Di fronte a tali eventi, mentre la Chiesa era dilaniata da eresie e correnti interne, Paolino trova un’alternativa all’assenza di un solido sistema statale, riformulando in chiave cristiana alcune soluzioni note già a Cicerone e Seneca. Fra queste il secessus in villam, una scelta di vita aristocratica, basata sul rifiuto dell’attività pubblica e sull’otium letterario. Paolino vi aggiunge una scelta radicale di povertà, che non implica la rinuncia totale alla ricchezza, ma l’utilizzo di questa a fini collettivi. La sua scelta non costituiva tuttavia, in quel periodo storico, un unicum, ma era condivisa da molti altri esponenti delle classi più agiate, sicché essa ebbe un effetto dirompente sugli sviluppi della società romana del V secolo. Come ho indicato nel volume Mens una, triplex vis.
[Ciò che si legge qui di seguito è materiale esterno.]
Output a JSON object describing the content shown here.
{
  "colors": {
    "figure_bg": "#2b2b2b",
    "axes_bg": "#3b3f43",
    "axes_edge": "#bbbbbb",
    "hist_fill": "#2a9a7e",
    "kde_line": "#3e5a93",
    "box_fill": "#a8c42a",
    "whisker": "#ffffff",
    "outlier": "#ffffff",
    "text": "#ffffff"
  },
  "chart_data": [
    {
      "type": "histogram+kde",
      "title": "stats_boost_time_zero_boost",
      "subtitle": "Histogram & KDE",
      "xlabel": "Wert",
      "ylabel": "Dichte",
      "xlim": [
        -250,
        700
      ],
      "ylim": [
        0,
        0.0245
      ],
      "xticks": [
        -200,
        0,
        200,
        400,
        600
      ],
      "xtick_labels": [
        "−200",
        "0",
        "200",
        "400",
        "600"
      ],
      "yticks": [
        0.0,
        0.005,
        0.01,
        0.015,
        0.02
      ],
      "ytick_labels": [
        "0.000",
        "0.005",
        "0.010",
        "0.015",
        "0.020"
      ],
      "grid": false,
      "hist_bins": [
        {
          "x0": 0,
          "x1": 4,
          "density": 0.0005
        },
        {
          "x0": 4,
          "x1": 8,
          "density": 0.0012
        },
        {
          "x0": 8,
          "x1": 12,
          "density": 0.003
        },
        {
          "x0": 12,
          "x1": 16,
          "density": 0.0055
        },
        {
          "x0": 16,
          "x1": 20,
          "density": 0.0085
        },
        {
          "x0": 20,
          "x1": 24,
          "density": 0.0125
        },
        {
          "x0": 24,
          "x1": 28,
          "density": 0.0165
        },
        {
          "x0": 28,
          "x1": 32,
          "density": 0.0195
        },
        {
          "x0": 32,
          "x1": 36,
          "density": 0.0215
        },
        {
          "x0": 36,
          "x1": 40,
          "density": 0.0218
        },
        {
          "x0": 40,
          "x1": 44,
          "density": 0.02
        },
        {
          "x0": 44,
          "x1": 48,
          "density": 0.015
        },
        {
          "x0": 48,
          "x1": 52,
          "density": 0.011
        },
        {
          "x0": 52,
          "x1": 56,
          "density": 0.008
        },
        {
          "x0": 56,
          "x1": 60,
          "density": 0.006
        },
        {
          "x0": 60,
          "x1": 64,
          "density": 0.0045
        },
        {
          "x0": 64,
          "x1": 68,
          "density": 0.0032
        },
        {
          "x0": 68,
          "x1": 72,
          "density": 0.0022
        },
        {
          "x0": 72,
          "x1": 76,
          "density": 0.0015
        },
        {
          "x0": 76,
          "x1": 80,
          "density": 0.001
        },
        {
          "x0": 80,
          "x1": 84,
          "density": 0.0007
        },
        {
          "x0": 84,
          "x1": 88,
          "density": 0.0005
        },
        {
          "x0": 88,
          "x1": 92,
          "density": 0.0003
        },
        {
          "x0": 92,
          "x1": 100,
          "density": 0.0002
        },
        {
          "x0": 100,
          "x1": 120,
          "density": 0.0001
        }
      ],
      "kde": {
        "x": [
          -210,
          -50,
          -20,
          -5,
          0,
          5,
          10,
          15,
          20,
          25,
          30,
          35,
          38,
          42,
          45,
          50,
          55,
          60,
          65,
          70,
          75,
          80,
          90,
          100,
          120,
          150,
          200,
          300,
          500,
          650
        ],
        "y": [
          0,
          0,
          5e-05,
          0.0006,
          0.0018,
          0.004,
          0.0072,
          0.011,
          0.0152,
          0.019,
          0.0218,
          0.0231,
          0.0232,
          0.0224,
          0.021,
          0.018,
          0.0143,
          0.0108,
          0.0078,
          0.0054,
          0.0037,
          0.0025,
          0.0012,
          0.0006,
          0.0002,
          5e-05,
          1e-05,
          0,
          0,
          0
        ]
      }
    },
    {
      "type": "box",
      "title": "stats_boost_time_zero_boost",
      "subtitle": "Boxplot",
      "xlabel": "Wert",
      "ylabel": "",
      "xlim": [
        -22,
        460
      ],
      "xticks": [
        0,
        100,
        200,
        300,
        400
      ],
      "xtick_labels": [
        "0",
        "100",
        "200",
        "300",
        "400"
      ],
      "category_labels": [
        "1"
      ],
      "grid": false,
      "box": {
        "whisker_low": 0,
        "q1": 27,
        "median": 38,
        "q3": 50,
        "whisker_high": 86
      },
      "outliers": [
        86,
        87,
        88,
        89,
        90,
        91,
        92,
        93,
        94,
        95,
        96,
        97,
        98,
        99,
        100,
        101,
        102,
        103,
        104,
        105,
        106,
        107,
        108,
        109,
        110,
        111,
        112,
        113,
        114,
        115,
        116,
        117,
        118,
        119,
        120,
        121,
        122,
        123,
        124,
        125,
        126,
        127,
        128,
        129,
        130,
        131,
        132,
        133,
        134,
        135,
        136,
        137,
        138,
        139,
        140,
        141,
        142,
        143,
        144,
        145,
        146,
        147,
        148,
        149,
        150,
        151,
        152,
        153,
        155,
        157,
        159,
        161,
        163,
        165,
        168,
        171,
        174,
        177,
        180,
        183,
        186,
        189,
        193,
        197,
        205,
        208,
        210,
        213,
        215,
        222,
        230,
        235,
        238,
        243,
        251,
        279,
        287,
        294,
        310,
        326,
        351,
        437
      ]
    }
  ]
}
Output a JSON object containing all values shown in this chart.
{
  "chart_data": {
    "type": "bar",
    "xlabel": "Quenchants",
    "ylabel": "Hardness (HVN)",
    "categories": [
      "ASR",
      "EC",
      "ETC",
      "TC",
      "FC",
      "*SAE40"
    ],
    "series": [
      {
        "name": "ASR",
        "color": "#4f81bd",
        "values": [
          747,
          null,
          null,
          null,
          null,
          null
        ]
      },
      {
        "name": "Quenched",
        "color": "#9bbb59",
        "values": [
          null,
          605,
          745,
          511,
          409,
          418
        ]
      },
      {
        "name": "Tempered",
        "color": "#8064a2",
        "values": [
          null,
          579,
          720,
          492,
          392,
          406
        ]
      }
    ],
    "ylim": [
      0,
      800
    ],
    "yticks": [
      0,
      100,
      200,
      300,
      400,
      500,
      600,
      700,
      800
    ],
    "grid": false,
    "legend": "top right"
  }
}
Paolino di Nola teologo (e) mistico (Graphe.it, 2021), Paolino è il rappresentante emblematico di un’aristocrazia ampiamente cristianizzata, che considerava emblematici, per il proprio status, l’umiltà e la povertà e che, profondendo i propri beni in opere caritatevoli, assestava un duro colpo all’economia statale, finendo col contribuire al collasso dell’impero.
Nel libro emerge la volontà di restituire a Paolino il suo posto nel dialogo tra filosofia, poesia e fede. Qual è, a suo avviso, l’aspetto più innovativo del suo contributo rispetto agli studi precedenti?
A lungo si è sottolineato, nel corpus di Paolino, l’importanza della sua poetica per la cultura cristiana delle origini e il tentativo di riutilizzare schemi e moduli classici conferendo loro un nuovo senso.
Si è invece trascurato il suo apporto alla teologia cristiana e alla costituzione di un paradigma filosofico che salvaguardasse contemporaneamente il pensiero pagano e il contenuto cristiano.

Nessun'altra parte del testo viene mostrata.